Checker: renamed-process
Description

Check and track processes that started with a binary path and then changed to something different. Basic attack to hide processes.

What solves

Detect renamed processes as basic additional early attack detection

Comprobador: iptables-running
Description

Check and ensure iptables firewall is running.

What solves

Ensures iptables firewall is running and bring it up (if possible) when it is not found started.

Real time server log monitoring

Next it is shown a some of the elements checked at the system logs. This information is send in real-time to tech support center for its evaluation and early response if needed.

Kernel hangs
Description

Search for evidences for kernel hangs (“stack traces”) so that we can anticipate fixing a possible problem by doing an early restart or replace a hardware component.

Comando no encontrado
Description

Search evidences for “command not found” to rule out configuration problems or attack attempts..

Corrupt databases
Descripción

Search for evidences of database failures or pending to be repaired (MySQL, SQLite, PostgreSQL).

Shutdowns and reboots
Description

Search for evidences to detect reboots and shutdowns to ensure they are legitimate.

Failure in mailserver components
Descripción

Search for evidences for failures in any of the components required by mail servers.

Database connection failures
Description

Search for evidences for database connection failures to databases that should be working.

Unauthorized use of mail accounts detection
Description

Search for evidences about unauthorized usage of mail accounts to avoid they are captured or compromised to be used to send Spam or supplantation operations.

Detect and block login failure attempts (pop3, smtp, imap, ftp, ssh, sip…)
Description

Search for evidences and block IPs that when they are detected causing connection failure attempts (and it is found they are fraud).

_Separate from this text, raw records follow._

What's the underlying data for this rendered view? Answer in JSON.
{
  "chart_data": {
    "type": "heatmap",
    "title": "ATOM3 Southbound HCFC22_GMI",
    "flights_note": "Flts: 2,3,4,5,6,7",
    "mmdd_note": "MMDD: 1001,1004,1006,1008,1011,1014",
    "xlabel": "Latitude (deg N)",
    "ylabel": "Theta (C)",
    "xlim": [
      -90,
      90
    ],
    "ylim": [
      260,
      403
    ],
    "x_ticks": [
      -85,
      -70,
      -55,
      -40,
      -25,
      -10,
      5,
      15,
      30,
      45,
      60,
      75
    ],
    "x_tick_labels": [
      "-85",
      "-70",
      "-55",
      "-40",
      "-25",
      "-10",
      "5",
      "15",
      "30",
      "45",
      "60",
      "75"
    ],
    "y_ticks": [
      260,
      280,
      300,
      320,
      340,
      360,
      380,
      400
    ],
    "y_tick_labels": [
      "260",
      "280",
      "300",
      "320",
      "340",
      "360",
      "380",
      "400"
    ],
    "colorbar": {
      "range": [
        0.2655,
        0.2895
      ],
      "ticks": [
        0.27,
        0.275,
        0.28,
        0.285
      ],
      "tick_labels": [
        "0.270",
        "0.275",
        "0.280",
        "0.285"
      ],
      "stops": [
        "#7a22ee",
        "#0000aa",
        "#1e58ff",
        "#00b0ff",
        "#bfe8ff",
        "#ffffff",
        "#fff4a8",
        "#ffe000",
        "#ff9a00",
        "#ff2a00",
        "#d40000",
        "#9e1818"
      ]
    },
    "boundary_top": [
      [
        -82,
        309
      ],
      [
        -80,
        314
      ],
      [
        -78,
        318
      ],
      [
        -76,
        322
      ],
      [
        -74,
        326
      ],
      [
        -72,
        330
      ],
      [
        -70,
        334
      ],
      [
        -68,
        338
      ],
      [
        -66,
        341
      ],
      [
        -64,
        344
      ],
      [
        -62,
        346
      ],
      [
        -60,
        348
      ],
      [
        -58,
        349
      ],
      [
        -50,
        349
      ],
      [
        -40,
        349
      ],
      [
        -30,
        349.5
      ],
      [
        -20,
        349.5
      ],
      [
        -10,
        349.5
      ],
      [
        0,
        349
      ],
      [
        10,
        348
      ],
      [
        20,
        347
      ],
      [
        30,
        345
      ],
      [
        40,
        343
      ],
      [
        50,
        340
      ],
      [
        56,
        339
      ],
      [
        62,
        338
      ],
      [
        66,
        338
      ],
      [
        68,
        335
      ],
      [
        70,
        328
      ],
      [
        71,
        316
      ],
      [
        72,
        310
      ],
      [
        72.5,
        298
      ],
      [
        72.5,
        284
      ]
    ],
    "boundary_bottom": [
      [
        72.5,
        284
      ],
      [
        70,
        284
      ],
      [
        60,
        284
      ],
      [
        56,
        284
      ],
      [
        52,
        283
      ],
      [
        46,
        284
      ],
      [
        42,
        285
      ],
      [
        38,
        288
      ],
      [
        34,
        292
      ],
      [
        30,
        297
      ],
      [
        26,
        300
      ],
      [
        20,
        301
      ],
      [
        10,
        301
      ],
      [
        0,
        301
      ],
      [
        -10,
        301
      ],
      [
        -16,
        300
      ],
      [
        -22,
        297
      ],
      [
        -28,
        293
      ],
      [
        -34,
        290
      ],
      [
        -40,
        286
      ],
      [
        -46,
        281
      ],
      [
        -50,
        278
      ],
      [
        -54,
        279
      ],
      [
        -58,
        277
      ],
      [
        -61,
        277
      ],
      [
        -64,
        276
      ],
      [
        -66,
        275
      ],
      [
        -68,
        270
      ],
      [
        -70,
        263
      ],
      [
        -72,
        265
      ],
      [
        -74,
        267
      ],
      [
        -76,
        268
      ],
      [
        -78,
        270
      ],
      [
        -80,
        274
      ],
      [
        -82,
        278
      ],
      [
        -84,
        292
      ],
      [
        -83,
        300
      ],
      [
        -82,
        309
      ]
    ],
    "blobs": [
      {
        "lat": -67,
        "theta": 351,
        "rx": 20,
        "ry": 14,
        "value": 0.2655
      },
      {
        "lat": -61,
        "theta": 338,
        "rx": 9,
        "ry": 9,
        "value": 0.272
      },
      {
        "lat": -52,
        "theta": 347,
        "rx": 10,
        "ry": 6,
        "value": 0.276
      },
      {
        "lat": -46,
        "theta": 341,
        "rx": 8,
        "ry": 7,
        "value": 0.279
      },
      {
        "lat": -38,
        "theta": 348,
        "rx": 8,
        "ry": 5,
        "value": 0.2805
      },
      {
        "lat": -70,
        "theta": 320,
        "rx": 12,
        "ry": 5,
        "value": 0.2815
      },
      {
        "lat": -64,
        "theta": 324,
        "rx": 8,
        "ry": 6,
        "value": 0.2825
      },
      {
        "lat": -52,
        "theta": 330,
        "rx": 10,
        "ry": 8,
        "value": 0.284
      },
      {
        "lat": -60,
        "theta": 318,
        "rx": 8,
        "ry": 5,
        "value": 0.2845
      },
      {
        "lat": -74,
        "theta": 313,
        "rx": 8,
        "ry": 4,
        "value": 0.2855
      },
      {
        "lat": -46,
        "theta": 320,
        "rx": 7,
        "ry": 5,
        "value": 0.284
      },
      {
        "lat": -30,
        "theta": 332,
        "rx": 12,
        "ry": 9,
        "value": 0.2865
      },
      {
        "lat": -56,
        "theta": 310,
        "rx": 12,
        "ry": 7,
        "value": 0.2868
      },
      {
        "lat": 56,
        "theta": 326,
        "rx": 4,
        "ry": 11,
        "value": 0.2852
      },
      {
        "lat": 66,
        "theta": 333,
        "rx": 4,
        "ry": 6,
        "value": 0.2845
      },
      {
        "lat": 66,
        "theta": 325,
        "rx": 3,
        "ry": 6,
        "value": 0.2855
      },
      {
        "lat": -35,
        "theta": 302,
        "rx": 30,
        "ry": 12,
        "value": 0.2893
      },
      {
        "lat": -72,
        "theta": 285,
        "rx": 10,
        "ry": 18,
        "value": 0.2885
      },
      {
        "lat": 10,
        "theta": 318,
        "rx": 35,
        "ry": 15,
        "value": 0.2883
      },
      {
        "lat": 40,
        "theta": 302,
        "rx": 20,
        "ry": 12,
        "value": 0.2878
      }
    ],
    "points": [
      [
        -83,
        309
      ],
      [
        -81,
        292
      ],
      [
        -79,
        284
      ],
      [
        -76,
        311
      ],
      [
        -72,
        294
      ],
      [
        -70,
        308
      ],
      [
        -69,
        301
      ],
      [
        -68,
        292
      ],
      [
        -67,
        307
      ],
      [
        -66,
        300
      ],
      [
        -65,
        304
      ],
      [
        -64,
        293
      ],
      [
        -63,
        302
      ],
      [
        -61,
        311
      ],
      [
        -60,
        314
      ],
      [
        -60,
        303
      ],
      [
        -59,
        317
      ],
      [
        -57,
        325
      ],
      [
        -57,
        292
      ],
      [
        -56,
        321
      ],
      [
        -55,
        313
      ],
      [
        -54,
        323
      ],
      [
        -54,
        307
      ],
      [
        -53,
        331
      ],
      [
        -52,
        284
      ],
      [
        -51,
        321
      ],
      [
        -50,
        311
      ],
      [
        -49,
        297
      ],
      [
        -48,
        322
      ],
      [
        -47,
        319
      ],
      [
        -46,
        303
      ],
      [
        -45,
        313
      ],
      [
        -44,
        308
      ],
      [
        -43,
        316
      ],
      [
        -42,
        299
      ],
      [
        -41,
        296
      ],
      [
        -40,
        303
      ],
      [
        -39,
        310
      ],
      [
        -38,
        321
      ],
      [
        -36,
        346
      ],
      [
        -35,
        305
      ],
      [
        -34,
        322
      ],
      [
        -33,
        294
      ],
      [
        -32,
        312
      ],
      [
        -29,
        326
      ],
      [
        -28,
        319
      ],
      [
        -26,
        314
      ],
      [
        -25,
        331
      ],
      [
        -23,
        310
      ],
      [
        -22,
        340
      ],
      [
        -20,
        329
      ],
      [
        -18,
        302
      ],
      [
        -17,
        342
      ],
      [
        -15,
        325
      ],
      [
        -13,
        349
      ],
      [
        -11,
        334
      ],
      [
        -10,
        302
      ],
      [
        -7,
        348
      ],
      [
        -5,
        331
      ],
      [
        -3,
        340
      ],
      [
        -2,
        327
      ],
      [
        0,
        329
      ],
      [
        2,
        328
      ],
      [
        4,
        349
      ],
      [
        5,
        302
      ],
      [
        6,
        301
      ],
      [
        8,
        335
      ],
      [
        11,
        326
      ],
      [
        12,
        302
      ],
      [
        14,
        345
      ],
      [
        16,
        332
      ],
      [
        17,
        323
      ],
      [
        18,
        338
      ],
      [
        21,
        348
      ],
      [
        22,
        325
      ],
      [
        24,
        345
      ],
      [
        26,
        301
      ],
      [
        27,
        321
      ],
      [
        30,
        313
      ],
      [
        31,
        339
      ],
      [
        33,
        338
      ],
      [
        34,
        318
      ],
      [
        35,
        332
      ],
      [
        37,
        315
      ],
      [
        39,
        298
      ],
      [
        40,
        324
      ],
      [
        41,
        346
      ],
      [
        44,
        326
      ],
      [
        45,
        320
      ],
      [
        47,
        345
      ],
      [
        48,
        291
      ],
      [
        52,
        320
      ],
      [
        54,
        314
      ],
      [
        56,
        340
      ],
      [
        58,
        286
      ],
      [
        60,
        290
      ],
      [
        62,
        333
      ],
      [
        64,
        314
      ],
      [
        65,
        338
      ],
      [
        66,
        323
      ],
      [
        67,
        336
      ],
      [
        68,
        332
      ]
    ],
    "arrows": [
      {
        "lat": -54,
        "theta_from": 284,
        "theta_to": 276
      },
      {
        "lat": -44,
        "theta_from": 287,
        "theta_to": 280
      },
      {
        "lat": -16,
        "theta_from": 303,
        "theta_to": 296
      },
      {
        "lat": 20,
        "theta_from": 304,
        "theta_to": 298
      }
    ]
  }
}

Detect and log ssh accesses
Description

Search for evidences about ssh accesses received by the server.

File system monitoring

Next, there is a list of some of the file system changes that are monitored. This information is sent to the tech support center for its evaluation and response.

Changes requested by the user
Description

The user configures different folders and expressions to monitor when they are changed.

Changes inside /etc
Description

Monitoring changes in the configuration directory used by default in Linux systems.

Changes in web hosting folders (.php and similar)
Description

Changes in web hosting files are monitored to detect unauthorized/hacking code that might cause problems to the web or the server itself.